Running snappily around 85 minutes, the story is unfolding concisely and takes an interesting turn after the cringe-worthy sequences of a nobody requests to meet an affluent personage but is routinely fended off by a hoity-toity butler. Guinness extracts a creditable poise of innocence and innocuousness besides a nerd's impulsion of his scientific pursuit, and one can read more through his inscrutable eyes. Greenwood is the darling girl here, clears barriers for Guinness when he is in trouble, a rarefied paragon from the upper class, even single-handedly engineers a persuasive feeler in the crucial moment. Vida Hope belongs to the opposite working class, who holds a secret admiration toward Guinness, and her rough and strong-arm simplicity is spot-on. Cecil Parker has a comical presence as an oscillating pushover, and a vulture-alike Ernest Thesiger has a grandstanding entrance as the mogul and decision-maker in the business.

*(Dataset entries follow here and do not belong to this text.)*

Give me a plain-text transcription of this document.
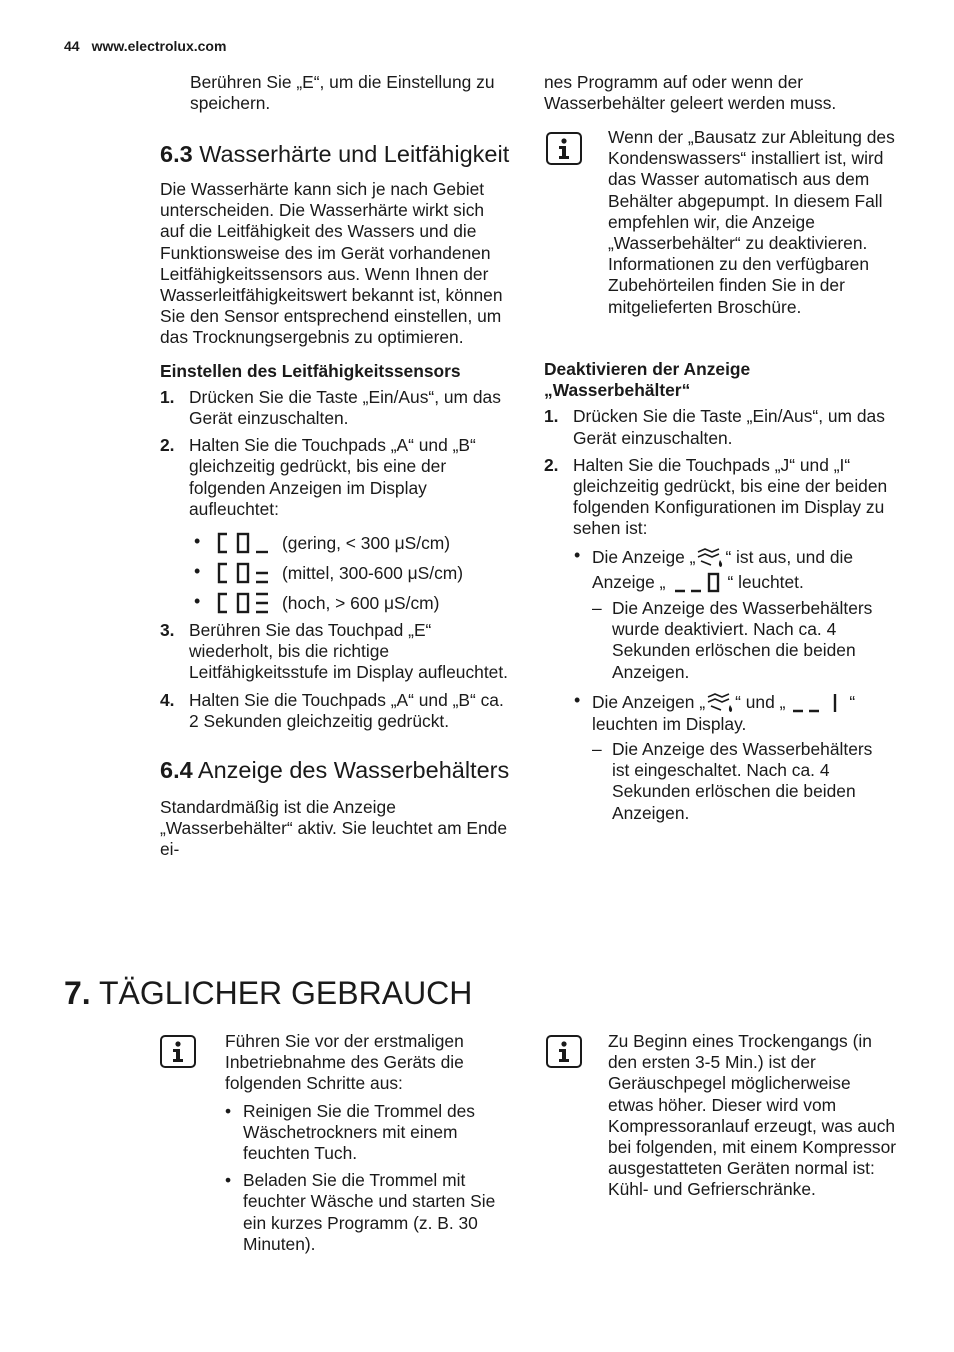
44 www.electrolux.com

Berühren Sie „E“, um die Einstellung zu speichern.

6.3 Wasserhärte und Leitfähigkeit

Die Wasserhärte kann sich je nach Gebiet unterscheiden. Die Wasserhärte wirkt sich auf die Leitfähigkeit des Wassers und die Funktionsweise des im Gerät vorhandenen Leitfähigkeitssensors aus. Wenn Ihnen der Wasserleitfähigkeitswert bekannt ist, können Sie den Sensor entsprechend einstellen, um das Trocknungsergebnis zu optimieren.

Einstellen des Leitfähigkeitssensors

1. Drücken Sie die Taste „Ein/Aus“, um das Gerät einzuschalten.
2. Halten Sie die Touchpads „A“ und „B“ gleichzeitig gedrückt, bis eine der folgenden Anzeigen im Display aufleuchtet:
•	(gering, < 300 μS/cm)
•	(mittel, 300-600 μS/cm)
•	(hoch, > 600 μS/cm)
3. Berühren Sie das Touchpad „E“ wiederholt, bis die richtige Leitfähigkeitsstufe im Display aufleuchtet.
4. Halten Sie die Touchpads „A“ und „B“ ca. 2 Sekunden gleichzeitig gedrückt.
6.4 Anzeige des Wasserbehälters

Standardmäßig ist die Anzeige „Wasserbehälter“ aktiv. Sie leuchtet am Ende ei-

nes Programm auf oder wenn der Wasserbehälter geleert werden muss.

Wenn der „Bausatz zur Ableitung des Kondenswassers“ installiert ist, wird das Wasser automatisch aus dem Behälter abgepumpt. In diesem Fall empfehlen wir, die Anzeige „Wasserbehälter“ zu deaktivieren.

Informationen zu den verfügbaren Zubehörteilen finden Sie in der mitgelieferten Broschüre.

Deaktivieren der Anzeige „Wasserbehälter“

1. Drücken Sie die Taste „Ein/Aus“, um das Gerät einzuschalten.
2. Halten Sie die Touchpads „J“ und „I“ gleichzeitig gedrückt, bis eine der beiden folgenden Konfigurationen im Display zu sehen ist:
• Die Anzeige „ “ ist aus, und die
Anzeige „	“ leuchtet.
– Die Anzeige des Wasserbehälters wurde deaktiviert. Nach ca. 4 Sekunden erlöschen die beiden Anzeigen.
• Die Anzeigen „ “ und „	“
leuchten im Display.
– Die Anzeige des Wasserbehälters ist eingeschaltet. Nach ca. 4 Sekunden erlöschen die beiden Anzeigen.
7. TÄGLICHER GEBRAUCH

Führen Sie vor der erstmaligen Inbetriebnahme des Geräts die folgenden Schritte aus:

• Reinigen Sie die Trommel des Wäschetrockners mit einem feuchten Tuch.
• Beladen Sie die Trommel mit feuchter Wäsche und starten Sie ein kurzes Programm (z. B. 30 Minuten).

Zu Beginn eines Trockengangs (in den ersten 3-5 Min.) ist der Geräuschpegel möglicherweise etwas höher. Dieser wird vom Kompressoranlauf erzeugt, was auch bei folgenden, mit einem Kompressor ausgestatteten Geräten normal ist: Kühl- und Gefrierschränke.
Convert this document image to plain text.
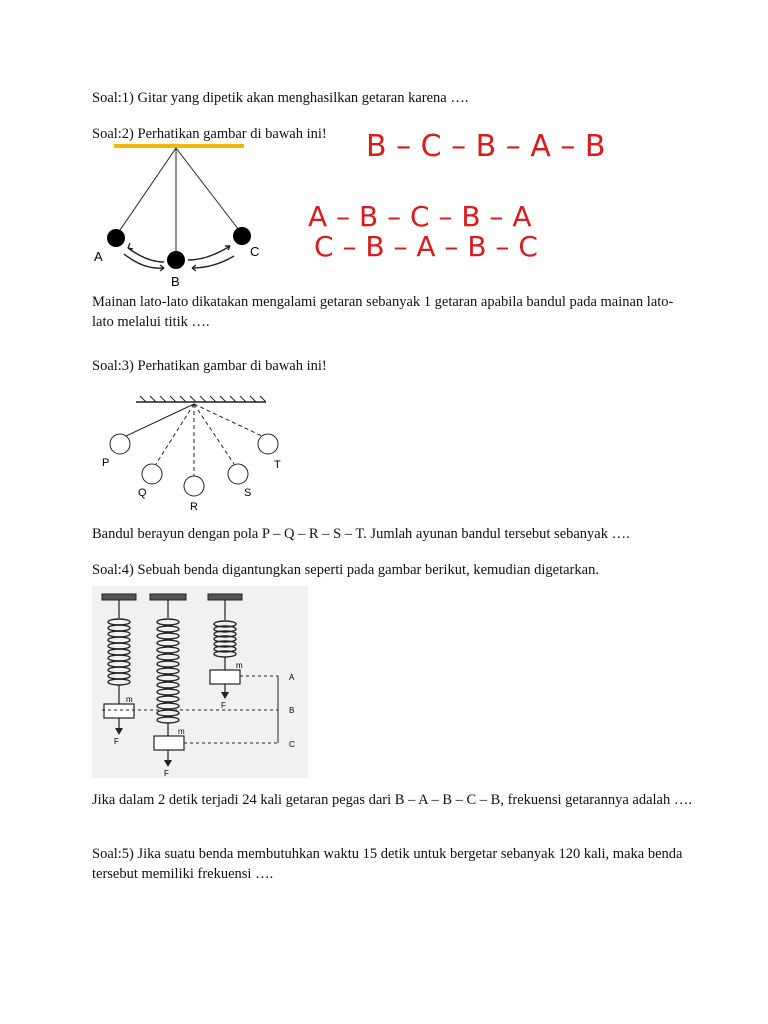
Soal:1) Gitar yang dipetik akan menghasilkan getaran karena ….
Soal:2) Perhatikan gambar di bawah ini!
A
B
C
B – C – B – A – B
A – B – C – B – A
C – B – A – B – C
Mainan lato-lato dikatakan mengalami getaran sebanyak 1 getaran apabila bandul pada mainan lato-lato melalui titik ….
Soal:3) Perhatikan gambar di bawah ini!
P
Q
R
S
T
Bandul berayun dengan pola P – Q – R – S – T. Jumlah ayunan bandul tersebut sebanyak ….
Soal:4) Sebuah benda digantungkan seperti pada gambar berikut, kemudian digetarkan.
A
B
C
m
m
m
F
F
F
Jika dalam 2 detik terjadi 24 kali getaran pegas dari B – A – B – C – B, frekuensi getarannya adalah ….
Soal:5) Jika suatu benda membutuhkan waktu 15 detik untuk bergetar sebanyak 120 kali, maka benda tersebut memiliki frekuensi ….
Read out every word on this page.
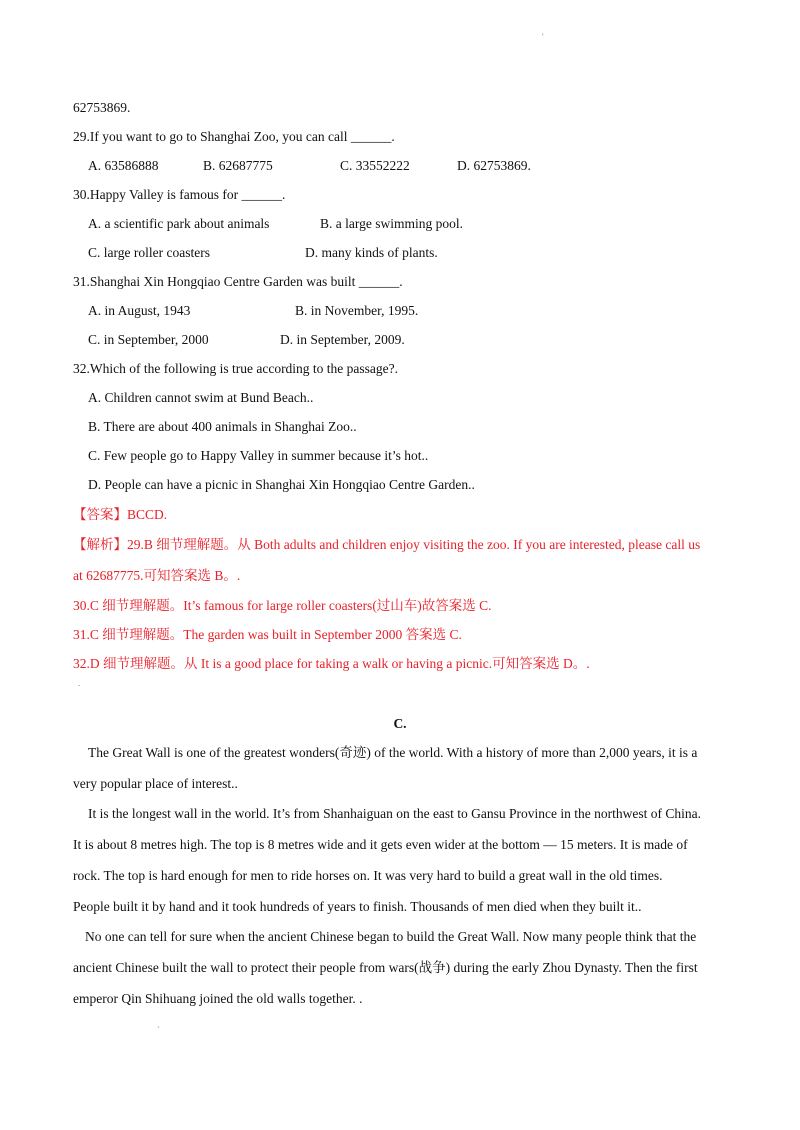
'
62753869.
29.If you want to go to Shanghai Zoo, you can call ______.
A. 63586888	B. 62687775	C. 33552222	D. 62753869.
30.Happy Valley is famous for ______.
A. a scientific park about animals	B. a large swimming pool.
C. large roller coasters	D. many kinds of plants.
31.Shanghai Xin Hongqiao Centre Garden was built ______.
A. in August, 1943	B. in November, 1995.
C. in September, 2000	D. in September, 2009.
32.Which of the following is true according to the passage?.
A. Children cannot swim at Bund Beach..
B. There are about 400 animals in Shanghai Zoo..
C. Few people go to Happy Valley in summer because it’s hot..
D. People can have a picnic in Shanghai Xin Hongqiao Centre Garden..
【答案】BCCD.
【解析】29.B 细节理解题。从 Both adults and children enjoy visiting the zoo. If you are interested, please call us
at 62687775.可知答案选 B。.
30.C 细节理解题。It’s famous for large roller coasters(过山车)故答案选 C.
31.C 细节理解题。The garden was built in September 2000 答案选 C.
32.D 细节理解题。从 It is a good place for taking a walk or having a picnic.可知答案选 D。.
.
C.
The Great Wall is one of the greatest wonders(奇迹) of the world. With a history of more than 2,000 years, it is a
very popular place of interest..
It is the longest wall in the world. It’s from Shanhaiguan on the east to Gansu Province in the northwest of China.
It is about 8 metres high. The top is 8 metres wide and it gets even wider at the bottom — 15 meters. It is made of
rock. The top is hard enough for men to ride horses on. It was very hard to build a great wall in the old times.
People built it by hand and it took hundreds of years to finish. Thousands of men died when they built it..
No one can tell for sure when the ancient Chinese began to build the Great Wall. Now many people think that the
ancient Chinese built the wall to protect their people from wars(战争) during the early Zhou Dynasty. Then the first
emperor Qin Shihuang joined the old walls together. .
`
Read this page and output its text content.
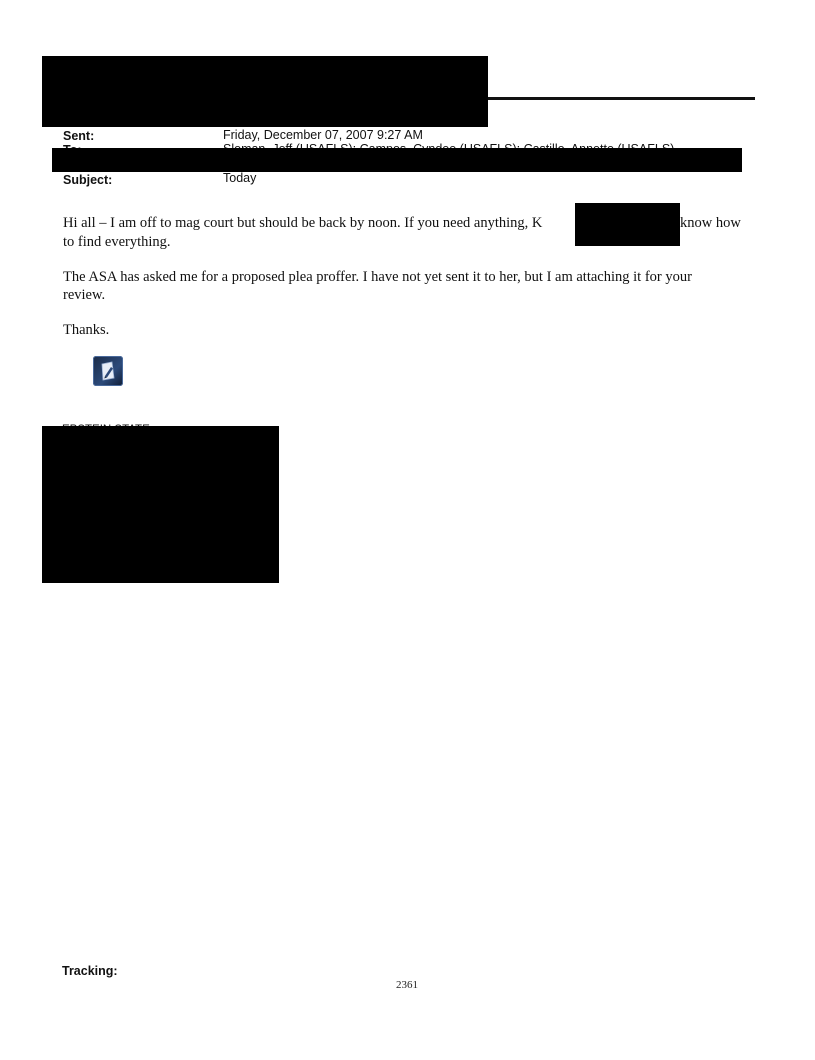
Sent:	Friday, December 07, 2007 9:27 AM
Subject:	Today
Hi all – I am off to mag court but should be back by noon. If you need anything, K	know how
to find everything.
The ASA has asked me for a proposed plea proffer. I have not yet sent it to her, but I am attaching it for your
review.
Thanks.

Tracking:
2361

Director Mackendrick and DP Slocombe utilizes a great contrast of Black & White cinematography to accentuate the luminous white suit, particularly in the chase set pieces. THE MAN IN THE WHITE SUIT is a prescient allegory tale which pinpoints the discovery of something new will upset the delicate market and self-seeking masses, it leaves a bitter taste for this technology-advanced era and meanwhile, it is an ingenious comedy deserves multiple watches anytime, anywhere.